When it is necessary to fasten two elements together, as a pair of metal plates or a metal plate and a supporting bar, it is standard practice to use a simple screw and nut. Such an arrangement allows the tool elements to be secured together with considerable force, yet nonetheless usually allows subsequent disassembly. The disadvantage of this type of arrangement is that the screw and nut are relatively expensive, and once badly corroded it is often very difficult to open up such a fastener. What is more it is necessary normally to use a pair of separate tools, commonly a screwdriver or allen key and a wrench of some type, to install such a fastener.

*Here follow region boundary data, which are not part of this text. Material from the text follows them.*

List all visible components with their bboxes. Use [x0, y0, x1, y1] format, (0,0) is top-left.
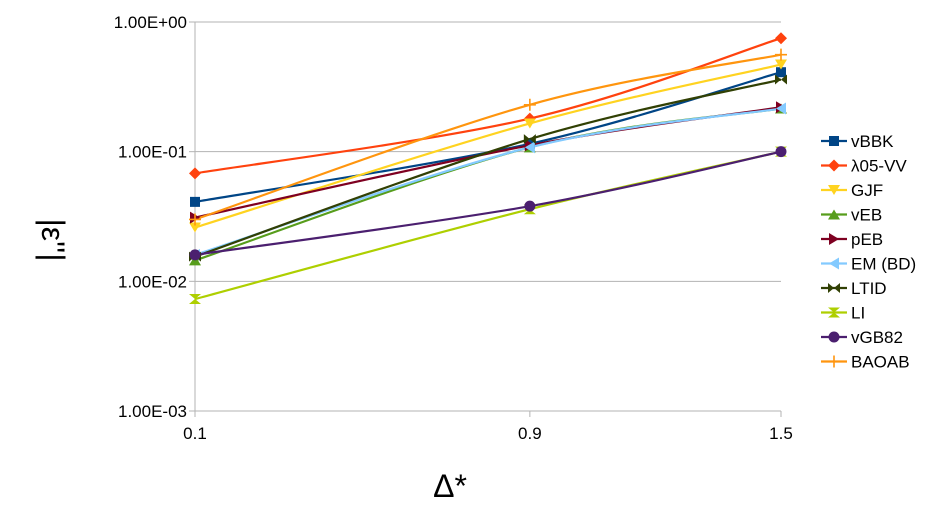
data-point-ltid — [781, 74, 787, 85]
legend-swatch-marker — [828, 159, 840, 172]
series-markers — [189, 32, 787, 305]
x-tick-labels: 0.1 0.9 1.5 — [183, 424, 793, 443]
y-tick-label: 1.00E-01 — [118, 143, 187, 162]
y-tick-label: 1.00E+00 — [114, 13, 187, 32]
data-point-baoab — [189, 213, 201, 226]
data-point-li — [189, 294, 201, 300]
data-point-vbbk — [776, 67, 786, 78]
legend-swatch-marker — [828, 307, 840, 313]
y-tick-label: 1.00E-02 — [118, 272, 187, 291]
series-line-veb — [194, 107, 782, 262]
x-axis-title: Δ* — [433, 468, 467, 504]
legend-item-peb: pEB — [821, 230, 883, 249]
legend-swatch-marker — [829, 136, 839, 146]
legend-item-vgb82: vGB82 — [821, 328, 903, 347]
data-point-ltid — [775, 74, 781, 85]
series-lines — [194, 37, 782, 301]
legend-label: LI — [851, 304, 865, 323]
series-line-peb — [194, 106, 782, 219]
x-tick-label: 1.5 — [769, 424, 793, 443]
data-point-ltid — [523, 134, 530, 145]
legend-label: EM (BD) — [851, 255, 916, 274]
axes — [189, 21, 782, 417]
data-point-vbbk — [190, 196, 200, 207]
x-tick-label: 0.1 — [183, 424, 207, 443]
series-line-vgb82 — [194, 150, 782, 256]
y-tick-label: 1.00E-03 — [118, 402, 187, 421]
series-line-gjf — [194, 63, 782, 229]
data-point-li — [523, 209, 536, 215]
legend: vBBK λ05-VV GJF vEB pEB EM (BD) LTID LI vGB82 BAO… — [821, 132, 916, 372]
legend-label: λ05-VV — [851, 157, 907, 176]
data-point-gjf — [523, 118, 536, 129]
legend-item-ltid: LTID — [821, 279, 887, 298]
data-point-05-vv — [189, 167, 201, 180]
legend-label: vGB82 — [851, 328, 903, 347]
legend-swatch-marker — [829, 233, 839, 245]
data-point-ltid — [529, 134, 536, 145]
series-line-baoab — [194, 53, 782, 221]
legend-swatch-marker — [829, 257, 839, 270]
y-axis-title: |ε''| — [35, 218, 71, 261]
legend-swatch-marker — [828, 185, 840, 195]
legend-swatch-marker — [834, 283, 840, 293]
x-tick-label: 0.9 — [518, 424, 542, 443]
data-point-veb — [189, 255, 201, 266]
data-point-vgb82 — [189, 249, 201, 261]
data-point-li — [189, 299, 201, 305]
legend-label: GJF — [851, 181, 883, 200]
data-point-gjf — [775, 59, 787, 70]
y-tick-labels: 1.00E-03 1.00E-02 1.00E-01 1.00E+00 — [114, 13, 187, 421]
gridlines — [195, 21, 781, 412]
data-point-baoab — [775, 48, 787, 61]
data-point-gjf — [189, 222, 201, 233]
legend-label: vEB — [851, 206, 882, 225]
legend-swatch-marker — [828, 209, 840, 220]
legend-item-vbbk: vBBK — [821, 132, 894, 151]
legend-item-em-bd: EM (BD) — [821, 255, 916, 274]
data-point-baoab — [523, 98, 536, 111]
data-point-05-vv — [775, 32, 787, 45]
legend-label: vBBK — [851, 132, 894, 151]
legend-label: LTID — [851, 279, 887, 298]
series-line-vbbk — [194, 71, 782, 203]
data-point-em-bd — [776, 102, 786, 115]
legend-item-gjf: GJF — [821, 181, 883, 200]
legend-swatch-marker — [828, 312, 840, 318]
legend-swatch-marker — [828, 355, 840, 368]
legend-item-05-vv: λ05-VV — [821, 157, 907, 176]
data-point-vgb82 — [524, 200, 536, 212]
legend-label: pEB — [851, 230, 883, 249]
data-point-em-bd — [524, 141, 535, 154]
legend-item-baoab: BAOAB — [821, 353, 910, 372]
legend-label: BAOAB — [851, 353, 910, 372]
legend-swatch-marker — [828, 331, 840, 343]
legend-item-li: LI — [821, 304, 865, 323]
data-point-vgb82 — [775, 146, 787, 158]
legend-item-veb: vEB — [821, 206, 882, 225]
legend-swatch-marker — [828, 283, 834, 293]
series-line-em-bd — [194, 107, 782, 256]
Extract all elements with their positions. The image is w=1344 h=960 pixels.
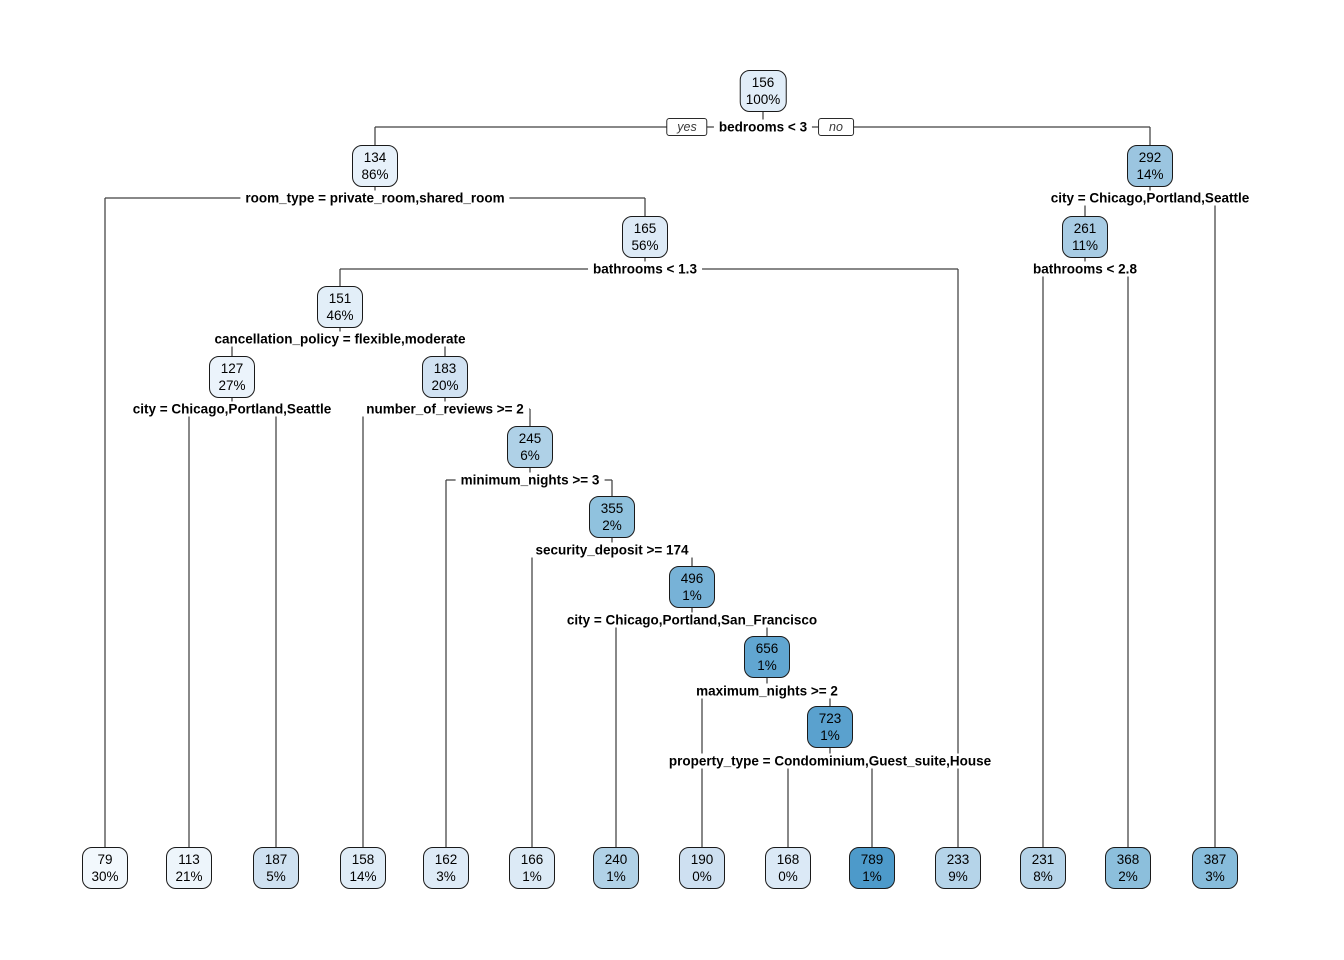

It is also known to rivet together a pair of elements. Such a system has the advantage that a rivet is normally a very inexpensive item. Nonetheless even more elaborate tools are needed for riveting than for securing a screw-and-nut fastener. In addition subsequent removal of a rivet is often extremely difficult, requiring laborious drilling-out of the rivet or grinding-off of its head.
It is also known, in particular on farm equipment, to secure elements together by means of a bolt having a stem extending through aligned holes in the elements to be joined, a head to one side of the elements, and a transversely throughgoing bore to the other side of these elements. A cotter pin is passed through this transversely throughgoing bore after the bolt has been pushed through the elements, and this cotter pin is then bent over. Such an arrangement can be made at relatively low cost, and can even be unfastened relatively easily by merely straightening out or cutting off the inexpensive cotter pin. Nonetheless such a system has the enormous disadvantage that it can not secure two elements tightly together, but can only be used in arrangements where considerable play is permissible between the elements being secured together.